"Soundings of Things Done": The Poetry and Poetics of
Sound in the Romantic Ear and Era
Introduction
A forum convened by Susan J. Wolfson, Princeton University
-
Well, that was the title,
ably coined by Stuart Curran for the Keats-Shelley Association of America, that
we sent to the MLA, in glad cooperation with President Marjorie Perloff's
invitation for a Convention mega-colloquium on "The Sound of Poetry." The
editors of the Convention Program sighed, and shortened it to "Romanticism:
Poetry and Poetics of Sound," at
once killing off the resonant Sidney sound-bite,[1] and
foreshortening our sprightly leap from instance to theory, and our lovely apt
anagrams. Not poetic, that Convention bureau. But what they lacked in wit in
the program-prose they made up for in the resourcefulness of material doing:
they did manage to schedule this session of on verse in in a perversely narrow
wind-tunnel of a room in Philadelphia, 2006, where, too poignantly, hearing was
hard, we were told.
-
So we, and our
frustrated auditors, are especially grateful for Orrin Wang's invitation to
revise our essays for a new hearing in Romantic Praxis, promoted not
only from narrow wind-tunnel to worldwide web, but also released from the
torture to twenty minutes on the MLA's new LimiTimer: a branded
coinage, catchily two-sided, with a single shared T facing in opposite directions
at once, that reads like a lampoon of those blended phonetic effects in Romantic
verse that each of the speakers tries in various ways to keep in earshot—not
to mention a parody of romantic end-rhyme itself, with its metrically clocked
bounds of sound.
-
Our participants, now unbound, are, in
addition to me, Adam Potkay, James Chandler, and Garrett Stewart, and in our
auditorium, all those whom we quote.

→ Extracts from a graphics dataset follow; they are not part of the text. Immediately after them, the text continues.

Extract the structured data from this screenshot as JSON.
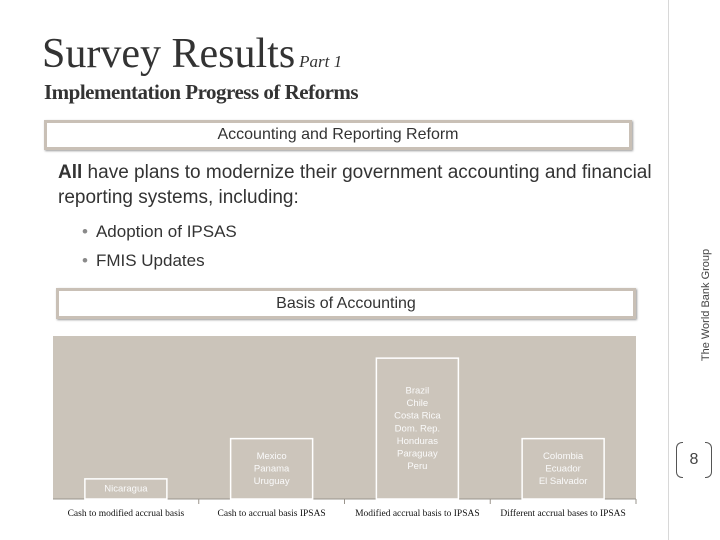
{
  "header": {
    "title": "Survey Results",
    "title_part": "Part 1",
    "subtitle": "Implementation Progress of Reforms"
  },
  "sidebar": {
    "organization": "The World Bank Group",
    "page_number": "8"
  },
  "section1": {
    "heading": "Accounting and Reporting Reform",
    "statement_bold": "All",
    "statement_rest": " have plans to modernize their government accounting and financial reporting systems, including:",
    "bullets": [
      "Adoption of IPSAS",
      "FMIS Updates"
    ]
  },
  "section2": {
    "heading": "Basis of Accounting"
  },
  "colors": {
    "plot_background": "#cbc4ba",
    "bar_fill": "#ccc5bb",
    "bar_outline": "#ffffff",
    "box_border": "#c9c0b6"
  },
  "chart_data": {
    "type": "bar",
    "title": "Basis of Accounting",
    "categories": [
      "Cash to modified accrual basis",
      "Cash to accrual basis IPSAS",
      "Modified accrual basis to IPSAS",
      "Different accrual bases to IPSAS"
    ],
    "values": [
      1,
      3,
      7,
      3
    ],
    "bar_labels": [
      [
        "Nicaragua"
      ],
      [
        "Mexico",
        "Panama",
        "Uruguay"
      ],
      [
        "Brazil",
        "Chile",
        "Costa Rica",
        "Dom. Rep.",
        "Honduras",
        "Paraguay",
        "Peru"
      ],
      [
        "Colombia",
        "Ecuador",
        "El Salvador"
      ]
    ],
    "ylim": [
      0,
      8.1
    ],
    "grid": false,
    "legend": "none",
    "xlabel": "",
    "ylabel": ""
  }
}
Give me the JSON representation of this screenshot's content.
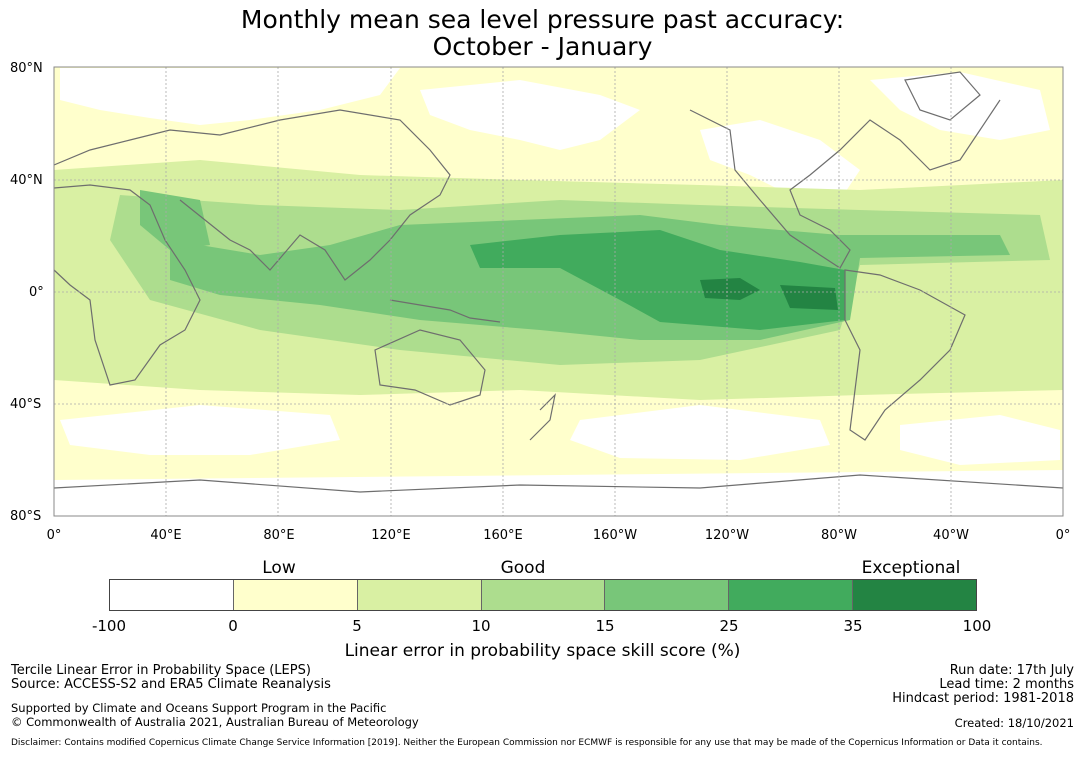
{
  "title_line1": "Monthly mean sea level pressure past accuracy:",
  "title_line2": "October - January",
  "lat_labels": [
    "80°N",
    "40°N",
    "0°",
    "40°S",
    "80°S"
  ],
  "lon_labels": [
    "0°",
    "40°E",
    "80°E",
    "120°E",
    "160°E",
    "160°W",
    "120°W",
    "80°W",
    "40°W",
    "0°"
  ],
  "category_labels": {
    "low": "Low",
    "good": "Good",
    "exceptional": "Exceptional"
  },
  "colorbar": {
    "ticks": [
      "-100",
      "0",
      "5",
      "10",
      "15",
      "25",
      "35",
      "100"
    ],
    "colors": [
      "#ffffff",
      "#ffffcc",
      "#d9f0a3",
      "#addd8e",
      "#78c679",
      "#41ab5d",
      "#238443"
    ],
    "label": "Linear error in probability space skill score (%)"
  },
  "colors": {
    "ocean_default": "#ffffcc",
    "coastline": "#6e6e6e",
    "grid": "#aaaaaa"
  },
  "info_left": {
    "line1": "Tercile Linear Error in Probability Space (LEPS)",
    "line2": "Source: ACCESS-S2 and ERA5 Climate Reanalysis",
    "line3": "Supported by Climate and Oceans Support Program in the Pacific",
    "line4": "© Commonwealth of Australia 2021, Australian Bureau of Meteorology"
  },
  "info_right": {
    "run_date": "Run date: 17th July",
    "lead_time": "Lead time: 2 months",
    "hindcast": "Hindcast period: 1981-2018",
    "created": "Created: 18/10/2021"
  },
  "disclaimer": "Disclaimer: Contains modified Copernicus Climate Change Service Information [2019]. Neither the European Commission nor ECMWF is responsible for any use that may be made of the Copernicus Information or Data it contains."
}
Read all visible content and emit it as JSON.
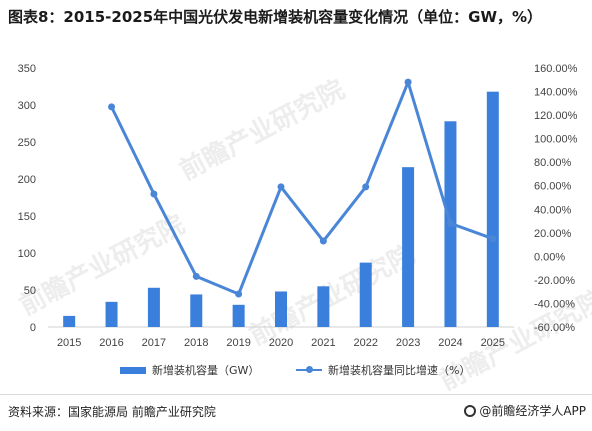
{
  "title": "图表8：2015-2025年中国光伏发电新增装机容量变化情况（单位：GW，%）",
  "source": "资料来源：国家能源局  前瞻产业研究院",
  "brand": "@前瞻经济学人APP",
  "watermark_text": "前瞻产业研究院",
  "colors": {
    "bar": "#3a7fdb",
    "line": "#4a86d8"
  },
  "chart_data": {
    "type": "bar+line",
    "categories": [
      "2015",
      "2016",
      "2017",
      "2018",
      "2019",
      "2020",
      "2021",
      "2022",
      "2023",
      "2024",
      "2025"
    ],
    "series": [
      {
        "name": "新增装机容量（GW）",
        "type": "bar",
        "axis": "left",
        "values": [
          15,
          34,
          53,
          44,
          30,
          48,
          55,
          87,
          216,
          278,
          318
        ]
      },
      {
        "name": "新增装机容量同比增速（%）",
        "type": "line",
        "axis": "right",
        "values": [
          null,
          127,
          53,
          -17,
          -32,
          59,
          13,
          59,
          148,
          28,
          15
        ]
      }
    ],
    "y_left": {
      "min": 0,
      "max": 350,
      "ticks": [
        "0",
        "50",
        "100",
        "150",
        "200",
        "250",
        "300",
        "350"
      ]
    },
    "y_right": {
      "min": -60,
      "max": 160,
      "ticks": [
        "-60.00%",
        "-40.00%",
        "-20.00%",
        "0.00%",
        "20.00%",
        "40.00%",
        "60.00%",
        "80.00%",
        "100.00%",
        "120.00%",
        "140.00%",
        "160.00%"
      ]
    },
    "grid": false,
    "legend_position": "bottom"
  }
}
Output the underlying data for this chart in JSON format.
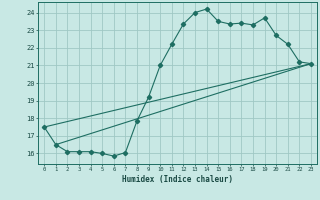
{
  "background_color": "#c8e8e4",
  "grid_color": "#a0c8c4",
  "line_color": "#1e6e62",
  "xlabel": "Humidex (Indice chaleur)",
  "xlim": [
    -0.5,
    23.5
  ],
  "ylim": [
    15.4,
    24.6
  ],
  "yticks": [
    16,
    17,
    18,
    19,
    20,
    21,
    22,
    23,
    24
  ],
  "xticks": [
    0,
    1,
    2,
    3,
    4,
    5,
    6,
    7,
    8,
    9,
    10,
    11,
    12,
    13,
    14,
    15,
    16,
    17,
    18,
    19,
    20,
    21,
    22,
    23
  ],
  "xtick_labels": [
    "0",
    "1",
    "2",
    "3",
    "4",
    "5",
    "6",
    "7",
    "8",
    "9",
    "10",
    "11",
    "12",
    "13",
    "14",
    "15",
    "16",
    "17",
    "18",
    "19",
    "20",
    "21",
    "22",
    "23"
  ],
  "line1_x": [
    0,
    1,
    2,
    3,
    4,
    5,
    6,
    7,
    8,
    9,
    10,
    11,
    12,
    13,
    14,
    15,
    16,
    17,
    18,
    19,
    20,
    21,
    22,
    23
  ],
  "line1_y": [
    17.5,
    16.5,
    16.1,
    16.1,
    16.1,
    16.0,
    15.85,
    16.05,
    17.85,
    19.2,
    21.0,
    22.2,
    23.35,
    24.0,
    24.2,
    23.5,
    23.35,
    23.4,
    23.3,
    23.7,
    22.7,
    22.2,
    21.2,
    21.1
  ],
  "line2_x": [
    0,
    23
  ],
  "line2_y": [
    17.5,
    21.1
  ],
  "line3_x": [
    1,
    23
  ],
  "line3_y": [
    16.5,
    21.1
  ]
}
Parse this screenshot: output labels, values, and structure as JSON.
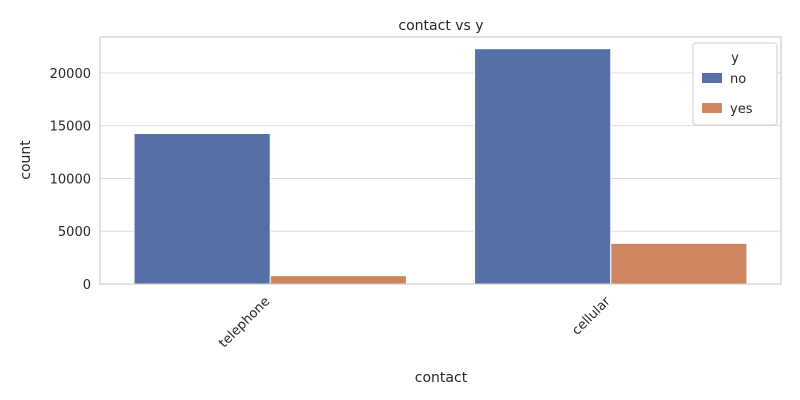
{
  "chart_data": {
    "type": "bar",
    "title": "contact vs y",
    "xlabel": "contact",
    "ylabel": "count",
    "categories": [
      "telephone",
      "cellular"
    ],
    "series": [
      {
        "name": "no",
        "values": [
          14257,
          22291
        ],
        "color": "#5470a4"
      },
      {
        "name": "yes",
        "values": [
          787,
          3853
        ],
        "color": "#cf8660"
      }
    ],
    "ylim": [
      0,
      23400
    ],
    "yticks": [
      0,
      5000,
      10000,
      15000,
      20000
    ],
    "legend": {
      "title": "y",
      "position": "top-right"
    },
    "grid": true
  }
}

Adam has his ear to the sound of
Wordsworth's stanzas; Jim relays Wordsworth's Power of Sound into the
Sound of Power and what "sound overpowers" in the Intimations Ode and Shelleyan
coordinates; and the Master-Ear of the Phonotext, Garrett Stewart, catches the
Romantic phone-omenon in Romantic poetry, its reverberations in Victorian
imagination, and its resonance in cognition theory today.